I try not to trip and fall on my face when that thought hits me. Instead, I frown deeply at myself for thinking that and silently escort Lindy to her room. Sam follows closely and I notice, to my annoyance, a small amused smile on his face as he watches me. I glare at him and refrain from being too helpful with getting Lindy comfortable on her bed. My tired mind doesn't even leap to add innuendos to that, a clear indication that I need to sleep for nine or ten hours.
"We should at least keep this door open in case you need anything." Sam pipes up as he opens the adjoining door to our room.
"Whatever." Lindy says, sounding already half asleep.

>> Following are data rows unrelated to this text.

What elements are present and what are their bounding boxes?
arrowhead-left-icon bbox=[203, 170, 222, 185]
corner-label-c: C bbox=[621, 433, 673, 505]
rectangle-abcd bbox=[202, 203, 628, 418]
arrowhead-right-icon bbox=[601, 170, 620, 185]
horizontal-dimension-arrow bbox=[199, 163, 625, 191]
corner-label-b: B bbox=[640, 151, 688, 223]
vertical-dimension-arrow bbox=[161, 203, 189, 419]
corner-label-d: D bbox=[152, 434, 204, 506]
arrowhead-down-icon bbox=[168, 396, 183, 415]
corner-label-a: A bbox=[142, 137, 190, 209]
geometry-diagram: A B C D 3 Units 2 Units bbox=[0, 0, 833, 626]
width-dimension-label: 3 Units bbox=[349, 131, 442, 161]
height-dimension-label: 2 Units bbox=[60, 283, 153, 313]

I push past Sam into our room and stumble towards the bathroom. I close the door behind me before yanking my shirt off. Three long cuts run diagonally across my chest. I quickly clean them before opening the door and grabbing a clean shirt. I pull it on before Sam can see the wounds too clearly. Then, I let my jeans hit the floor, not caring that the door to Lindy's room is still open before climbing into bed in my T-shirt and boxers. I'm too tired to do anything else in the way of cleaning up tonight. Sam, on the other hand, grabs some clean things and heads for the shower.
"Night, Sam." I grunt, knowing that by the time he's done I'll already be out.
"Night, Dean." he replies.
"Goodnight, Sam! Goodnight, Dean!" Lindy calls suddenly from the other room.
I can't suppress a smile. I call back, "Night, Lindy!"
Sam echoes me before he closes himself in the bathroom. The sound of running water reaches me and I let it lull me to sleep.